You may have seen our friend Ross Piper on World’s Weirdest Events recently, on BBC2. He is an expert on insects, but has a passion for the whole natural world.
In our interview he discusses the human impact on the planet and on delicate ecosystems the world over:-
What started your interest in Zoology and Entomology?
I remember always being fascinated by animals, particularly small things I could pick up. Even as a nipper, I was always looking under stones and logs for insects. The first time I found a violet ground beetle and an elephant hawk-moth caterpillar (I was 4 or 5 at the time) really sticks out in my memory. I didn’t really have a clue what they were, but I was absolutely mesmerised. I still have the same feeling now when I find something I haven’t seen before.
What did you study at University and where did you study?
I did Zoology at Bangor University and a PhD in entomology at Leeds University.
What is your current job and what does it involve?
I suppose I would call myself an independent zoologist/entomologist and science communicator as it’s important to get the public interested in the natural world. I am working on some more book ideas (animal diversity), investigating ways of improving insect production for livestock, pet and human consumption, devising new techniques for sampling terrestrial arthropods and planning further expeditions. I also do habitat and species surveys.

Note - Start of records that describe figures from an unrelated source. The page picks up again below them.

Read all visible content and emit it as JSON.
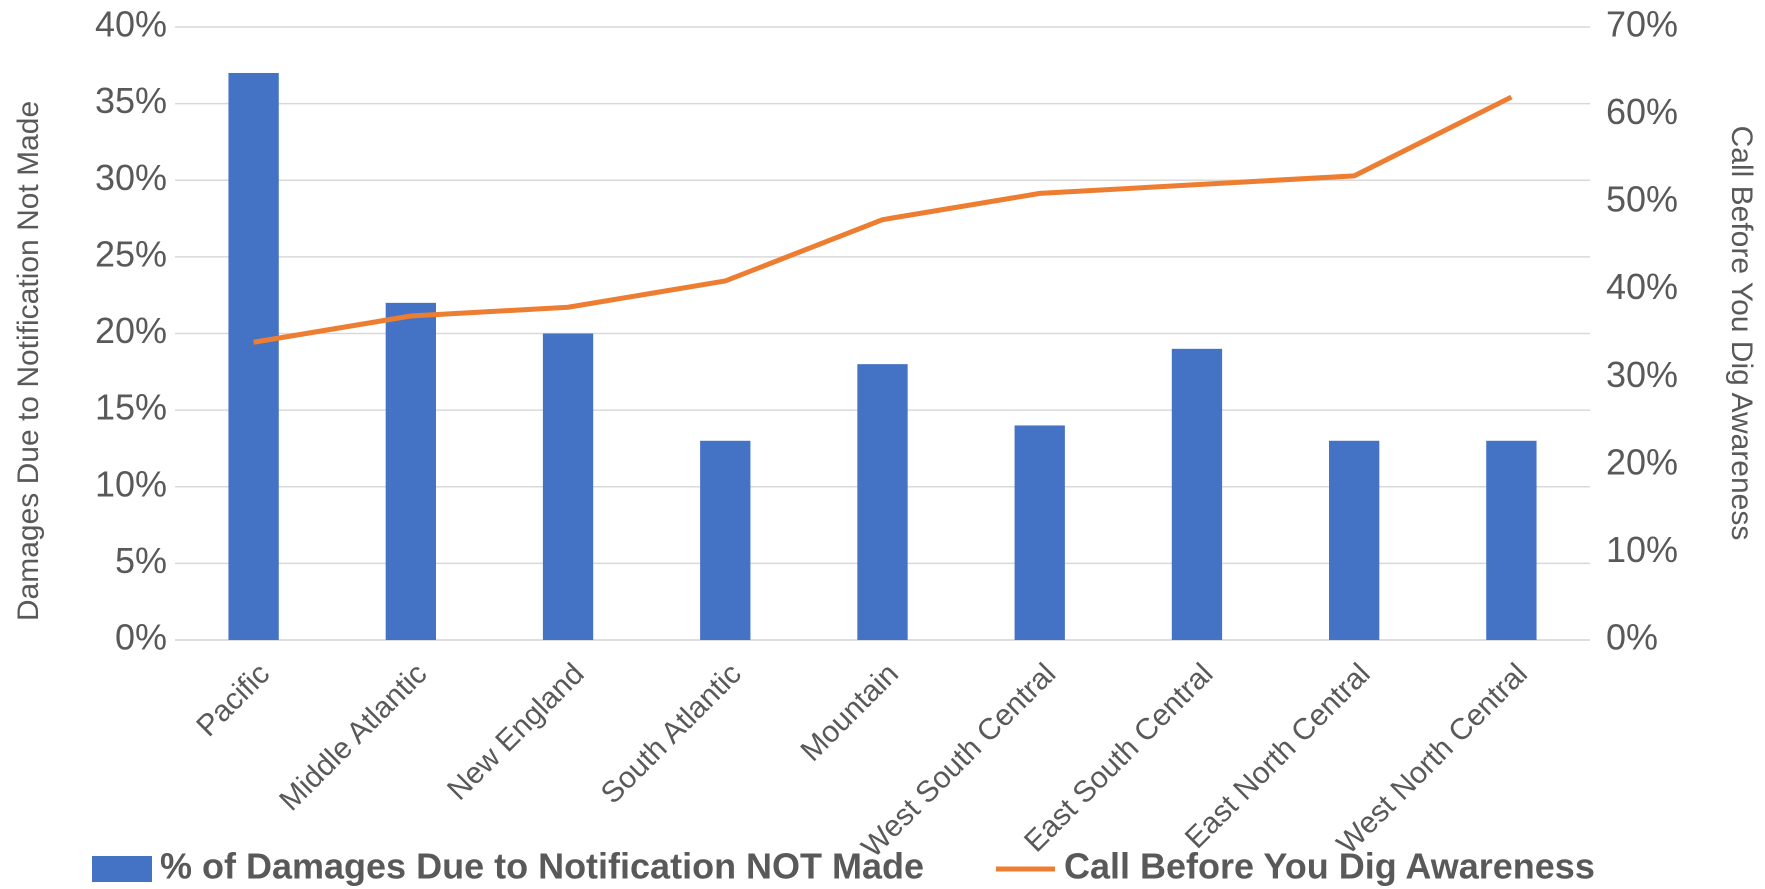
{
  "chart_data": {
    "type": "bar-line",
    "categories": [
      "Pacific",
      "Middle Atlantic",
      "New England",
      "South Atlantic",
      "Mountain",
      "West South Central",
      "East South Central",
      "East North Central",
      "West North Central"
    ],
    "series": [
      {
        "name": "% of Damages Due to Notification NOT Made",
        "type": "bar",
        "color": "#4472c4",
        "values": [
          37,
          22,
          20,
          13,
          18,
          14,
          19,
          13,
          13
        ]
      },
      {
        "name": "Call Before You Dig Awareness",
        "type": "line",
        "axis": "y2",
        "color": "#ed7d31",
        "values": [
          34,
          37,
          38,
          41,
          48,
          51,
          52,
          53,
          62
        ]
      }
    ],
    "ylabel": "Damages Due to Notification Not Made",
    "y2label": "Call Before You Dig Awareness",
    "ylim": [
      0,
      40
    ],
    "yticks": [
      {
        "value": 0,
        "label": "0%"
      },
      {
        "value": 5,
        "label": "5%"
      },
      {
        "value": 10,
        "label": "10%"
      },
      {
        "value": 15,
        "label": "15%"
      },
      {
        "value": 20,
        "label": "20%"
      },
      {
        "value": 25,
        "label": "25%"
      },
      {
        "value": 30,
        "label": "30%"
      },
      {
        "value": 35,
        "label": "35%"
      },
      {
        "value": 40,
        "label": "40%"
      }
    ],
    "y2lim": [
      0,
      70
    ],
    "y2ticks": [
      {
        "value": 0,
        "label": "0%"
      },
      {
        "value": 10,
        "label": "10%"
      },
      {
        "value": 20,
        "label": "20%"
      },
      {
        "value": 30,
        "label": "30%"
      },
      {
        "value": 40,
        "label": "40%"
      },
      {
        "value": 50,
        "label": "50%"
      },
      {
        "value": 60,
        "label": "60%"
      },
      {
        "value": 70,
        "label": "70%"
      }
    ],
    "grid": true,
    "legend": "bottom"
  }
}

We saw you in Burma for the BBC in Wild Buma. Have you visited China or any other South East Asian countries?
I have been to Sabah and peninsular Malaysia. I love this part of the world, but the habitats here, as diverse as they are, are perhaps the most threatened on the planet.
Do you have a favourite insect? If so why would you choose it?
Over one million insects species have been described, so there’s a lot to choose from. The tarantula hawks (Pepsis sp.) would have to be right up there. I caught one in Brazil that was as big as a small bird. These insects hunt and grapple with tarantulas. They administer a paralysing sting to the spider and then drag it off to a safe place before laying en egg on it. The wasp larva consumes the paralysed spider.
How badly, in your opinion is the human factor influencing ecosystems around the world?
Humans are having a devastating impact on life on earth. In the last forty years alone the populations of many species have declined enormously. Even things as seemingly benign as eating meat have far reaching consequences on the biosphere. All of the problems boil down to our profligate use of the planet’s resources and the ever-increasing obsession with economic growth that underpins capitalism. We’ve all been seduced by wanting more and more of everything and it is this which is eroding all of the systems that make the Earth suitable for complex life. The Earth is a completely self-contained system, so continued economic growth is a dangerous fallacy. For the sake of generations to come we have to wake up.
Is there anywhere you would like to visit in particular in the future?
Loads of places, but Papua New Guinea, the eastern reaches of the Himalayas and the forests of Central Africa are of particular interest.
If you had one message regarding your field that you would like to pass on, what would it be?
The natural world is still full of mystery. There’s still so much out there to discover. We know way more about cold, dead rocks in space than we do about our own beautiful, living planet.
Are there any animals, insect or otherwise, that creep you out for any reason?
I’m not too keen on slugs, but I appreciate them from a zoological point of view. The mating behaviour of the leopard slug is one reason to appreciate them.
Do you have any new books or other projects on the horizon?
I have a couple more books in the works (very early stages) and have recently been on World’s Weirdest Events (BBC 2 – Episodes 5, 6 and 7) talking about various insects and spiders.